Wyoming junior defensive end Eddie Yarbrough has erupted in recent weeks, finally breaking through after weeks of patiently waiting.

For the first six games of the 2014 season, the 2013 All-Mountain West First team selection was held without a sack. Repeatedly, he was asked about the drought in post-game press conferences and media days.

“It’ll come,” he said with a relaxed grin.

“It’ll come.”

“It’ll come.”

Through the first half of his junior season, the 6-foot-3, 251-pound defensive end contributed 27 tackles, two tackles for loss, and zero sacks and forced fumbles.

A season after racking up 12.0 tackles for loss and 6.5 sacks, the disruptive plays weren’t coming.

Then, boom.

“Being 100 percent honest, the more I’m in this defense the more I’m starting to understand the concepts and the way it works, and what I’m allowed to do and able to do,” Yarbrough said. “At the beginning, it was a new defense, different schemes - different everything. I was kind of finding my way.

“But now my vision is starting to open up and I can see different things, and I feel like it’s starting to come together and make sense to me now.”

In his last four games, Yarbrough has exploded, racking up four sacks, 8.5 tackles for loss and one forced fumble. He has been a destructive staple in opponents’ backfields, ripping through offensive tackles and tight ends en route to the quarterback.

The added production, head coach Craig Bohl said, is a product of months of hard work finally spilling onto the field.

“Some guys, during the course of the season their strength level drops down. They become somewhat stagnant,” Bohl said. “That’s not been the case with Eddie.

“If you saw him practice, he practices 100 mph. He may practice as hard as any player I’ve ever had the opportunity to be around.
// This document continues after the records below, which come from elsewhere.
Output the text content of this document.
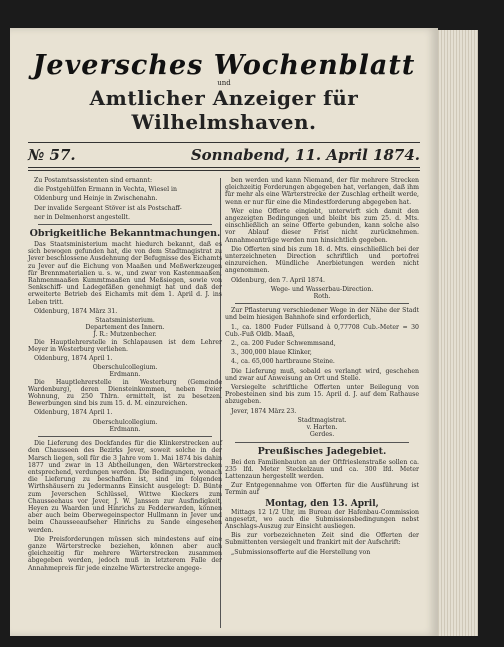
Jeversches Wochenblatt
und
Amtlicher Anzeiger für Wilhelmshaven.
№ 57.	Sonnabend, 11. April 1874.
Zu Postamtsassistenten sind ernannt:
die Postgehülfen Ermann in Vechta, Wiesel in
Oldenburg und Heinje in Zwischenahn.
Der invalide Sergeant Stöver ist als Postschaff-
ner in Delmenhorst angestellt.
Obrigkeitliche Bekanntmachungen.
Das Staatsministerium macht hiedurch bekannt, daß es sich bewogen gefunden hat, die von dem Stadtmagistrat zu Jever beschlossene Ausdehnung der Befugnisse des Eichamts zu Jever auf die Eichung von Maaßen und Meßwerkzeugen für Brennmaterialien u. s. w., und zwar von Kastenmaaßen, Rahmenmaaßen Kummtmaaßen und Meßsiegen, sowie von Senkschiff- und Ladegefäßen genehmigt hat und daß der erweiterte Betrieb des Eichamts mit dem 1. April d. J. ins Leben tritt.
Oldenburg, 1874 März 31.
Staatsministerium.
Departement des Innern.
J. R.: Mutzenbecher.
Die Hauptlehrerstelle in Schlapausen ist dem Lehrer Meyer in Westerburg verliehen.
Oldenburg, 1874 April 1.
Oberschulcollegium.
Erdmann.
Die Hauptlehrerstelle in Westerburg (Gemeinde Wardenburg), deren Diensteinkommen, neben freier Wohnung, zu 250 Thlrn. ermittelt, ist zu besetzen. Bewerbungen sind bis zum 15. d. M. einzureichen.
Oldenburg, 1874 April 1.
Oberschulcollegium.
Erdmann.
Die Lieferung des Dockfandes für die Klinkerstrecken auf den Chausseen des Bezirks Jever, soweit solche in der Marsch liegen, soll für die 3 Jahre vom 1. Mai 1874 bis dahin 1877 und zwar in 13 Abtheilungen, den Wärterstrecken entsprechend, verdungen werden. Die Bedingungen, wonach die Lieferung zu beschaffen ist, sind im folgenden Wirthshäusern zu Jedermanns Einsicht ausgelegt: D. Bünte zum Jeverschen Schlüssel, Wittwe Kieckers zum Chausseehaus vor Jever, J. W. Janssen zur Ausfindigkeit, Heyen zu Waarden und Hinrichs zu Fedderwarden, können aber auch beim Oberwegeinspector Hullmann in Jever und beim Chausseeaufseher Hinrichs zu Sande eingesehen werden.
Die Preisforderungen müssen sich mindestens auf eine ganze Wärterstrecke beziehen, können aber auch gleichzeitig für mehrere Wärterstrecken zusammen abgegeben werden, jedoch muß in letzterem Falle der Annahmepreis für jede einzelne Wärterstrecke angege-
ben werden und kann Niemand, der für mehrere Strecken gleichzeitig Forderungen abgegeben hat, verlangen, daß ihm für mehr als eine Wärterstrecke der Zuschlag ertheilt werde, wenn er nur für eine die Mindestforderung abgegeben hat.
Wer eine Offerte eingiebt, unterwirft sich damit den angezeigten Bedingungen und bleibt bis zum 25. d. Mts. einschließlich an seine Offerte gebunden, kann solche also vor Ablauf dieser Frist nicht zurücknehmen. Annahmeanträge werden nun hinsichtlich gegeben.
Die Offerten sind bis zum 18. d. Mts. einschließlich bei der unterzeichneten Direction schriftlich und portofrei einzureichen. Mündliche Anerbietungen werden nicht angenommen.
Oldenburg, den 7. April 1874.
Wege- und Wasserbau-Direction.
Roth.
Zur Pflasterung verschiedener Wege in der Nähe der Stadt und beim hiesigen Bahnhofe sind erforderlich,
1., ca. 1800 Fuder Füllsand à 0,77708 Cub.-Meter = 30 Cub.-Fuß Oldb. Maaß,
2., ca. 200 Fuder Schwemmsand,
3., 300,000 blaue Klinker,
4., ca. 65,000 hartbraune Steine.
Die Lieferung muß, sobald es verlangt wird, geschehen und zwar auf Anweisung an Ort und Stelle.
Versiegelte schriftliche Offerten unter Beilegung von Probesteinen sind bis zum 15. April d. J. auf dem Rathause abzugeben.
Jever, 1874 März 23.
Stadtmagistrat.
v. Harten.
Gerdes.
Preußisches Jadegebiet.
Bei den Familienbauten an der Oftfrieslenstraße sollen ca. 235 lfd. Meter Steckelzaun und ca. 300 lfd. Meter Lattenzaun hergestellt werden.
Zur Entgegennahme von Offerten für die Ausführung ist Termin auf
Montag, den 13. April,
Mittags 12 1/2 Uhr, im Bureau der Hafenbau-Commission angesetzt, wo auch die Submissionsbedingungen nebst Anschlags-Auszug zur Einsicht ausliegen.
Bis zur vorbezeichneten Zeit sind die Offerten der Submittenten versiegelt und frankirt mit der Aufschrift:
„Submissionsofferte auf die Herstellung von
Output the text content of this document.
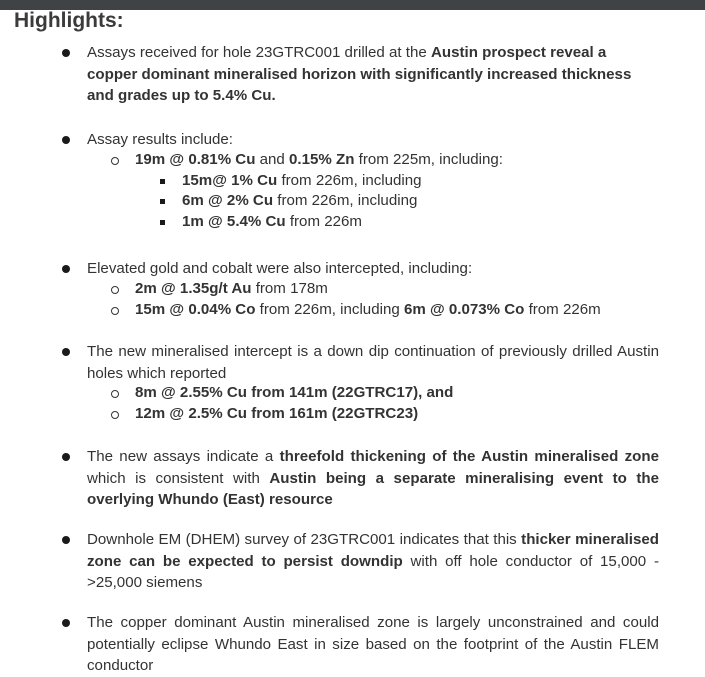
Highlights:

Assays received for hole 23GTRC001 drilled at the Austin prospect reveal a copper dominant mineralised horizon with significantly increased thickness and grades up to 5.4% Cu.

Assay results include:

19m @ 0.81% Cu and 0.15% Zn from 225m, including:
15m@ 1% Cu from 226m, including
6m @ 2% Cu from 226m, including
1m @ 5.4% Cu from 226m

Elevated gold and cobalt were also intercepted, including:

2m @ 1.35g/t Au from 178m
15m @ 0.04% Co from 226m, including 6m @ 0.073% Co from 226m

The new mineralised intercept is a down dip continuation of previously drilled Austin holes which reported

8m @ 2.55% Cu from 141m (22GTRC17), and
12m @ 2.5% Cu from 161m (22GTRC23)

The new assays indicate a threefold thickening of the Austin mineralised zone which is consistent with Austin being a separate mineralising event to the overlying Whundo (East) resource

Downhole EM (DHEM) survey of 23GTRC001 indicates that this thicker mineralised zone can be expected to persist downdip with off hole conductor of 15,000 - >25,000 siemens

The copper dominant Austin mineralised zone is largely unconstrained and could potentially eclipse Whundo East in size based on the footprint of the Austin FLEM conductor
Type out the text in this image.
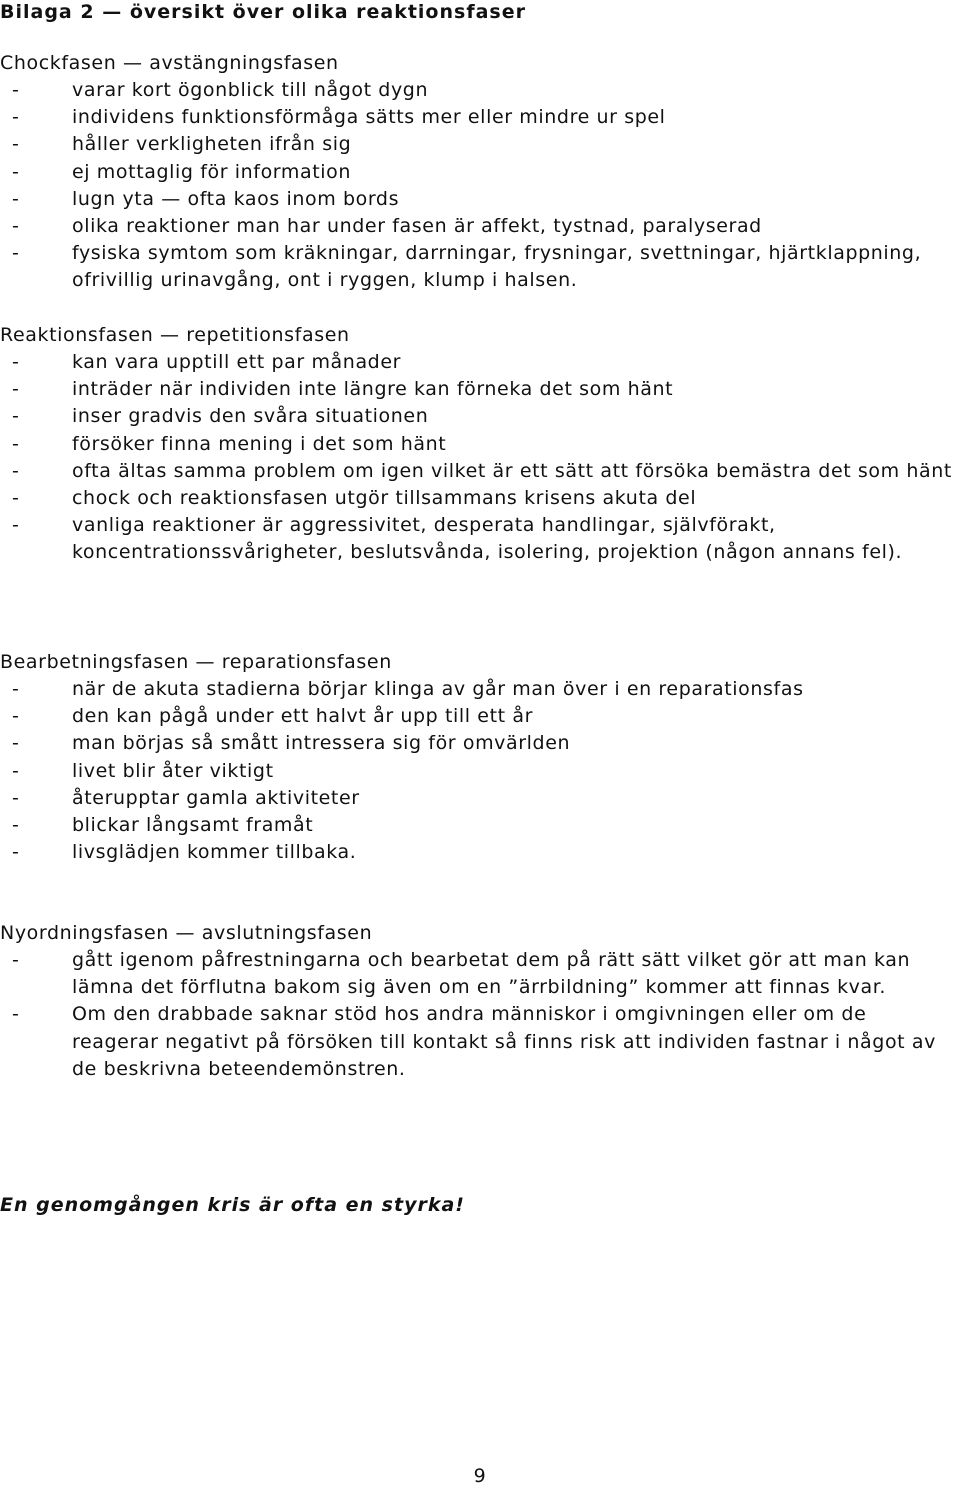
Bilaga 2 — översikt över olika reaktionsfaser
Chockfasen — avstängningsfasen
-	varar kort ögonblick till något dygn
-	individens funktionsförmåga sätts mer eller mindre ur spel
-	håller verkligheten ifrån sig
-	ej mottaglig för information
-	lugn yta — ofta kaos inom bords
-	olika reaktioner man har under fasen är affekt, tystnad, paralyserad
-	fysiska symtom som kräkningar, darrningar, frysningar, svettningar, hjärtklappning, ofrivillig urinavgång, ont i ryggen, klump i halsen.
Reaktionsfasen — repetitionsfasen
-	kan vara upptill ett par månader
-	inträder när individen inte längre kan förneka det som hänt
-	inser gradvis den svåra situationen
-	försöker finna mening i det som hänt
-	ofta ältas samma problem om igen vilket är ett sätt att försöka bemästra det som hänt
-	chock och reaktionsfasen utgör tillsammans krisens akuta del
-	vanliga reaktioner är aggressivitet, desperata handlingar, självförakt, koncentrationssvårigheter, beslutsvånda, isolering, projektion (någon annans fel).
Bearbetningsfasen — reparationsfasen
-	när de akuta stadierna börjar klinga av går man över i en reparationsfas
-	den kan pågå under ett halvt år upp till ett år
-	man börjas så smått intressera sig för omvärlden
-	livet blir åter viktigt
-	återupptar gamla aktiviteter
-	blickar långsamt framåt
-	livsglädjen kommer tillbaka.
Nyordningsfasen — avslutningsfasen
-	gått igenom påfrestningarna och bearbetat dem på rätt sätt vilket gör att man kan lämna det förflutna bakom sig även om en ”ärrbildning” kommer att finnas kvar.
-	Om den drabbade saknar stöd hos andra människor i omgivningen eller om de reagerar negativt på försöken till kontakt så finns risk att individen fastnar i något av de beskrivna beteendemönstren.

En genomgången kris är ofta en styrka!

9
So that effort is really having an impact on his performance.”

The recent surge is all the more impressive considering what’s happened around him. Throughout the last four games, fellow defensive ends Sonny Puletasi and Riley Lange have rarely played due to injuries. Junior Siaosi Hala’api’api and freshman Seth Edeen have been asked to carry more of the load.

Without the two senior defensive ends, it’s only natural that opposing offenses would key in more on Yarbrough.

But if they have, it certainly hasn’t worked.

Wyoming’s unfailingly-enthusiastic defensive end with the big smile and constant motor didn’t get discouraged when six games came and went without a single measly sack to show for it.

Instead, he kept chipping away. It was a matter of time and pressure.

And eventually, boom.

“It feels amazing,” Yarbrough said. “But what my coaches in high school used to say is that the one thing that is tried and true is hard work. If you keep working hard and keep grinding, eventually you’re going to break through and something good is going to come of it.

“So even when the chips are down, I still have to work.”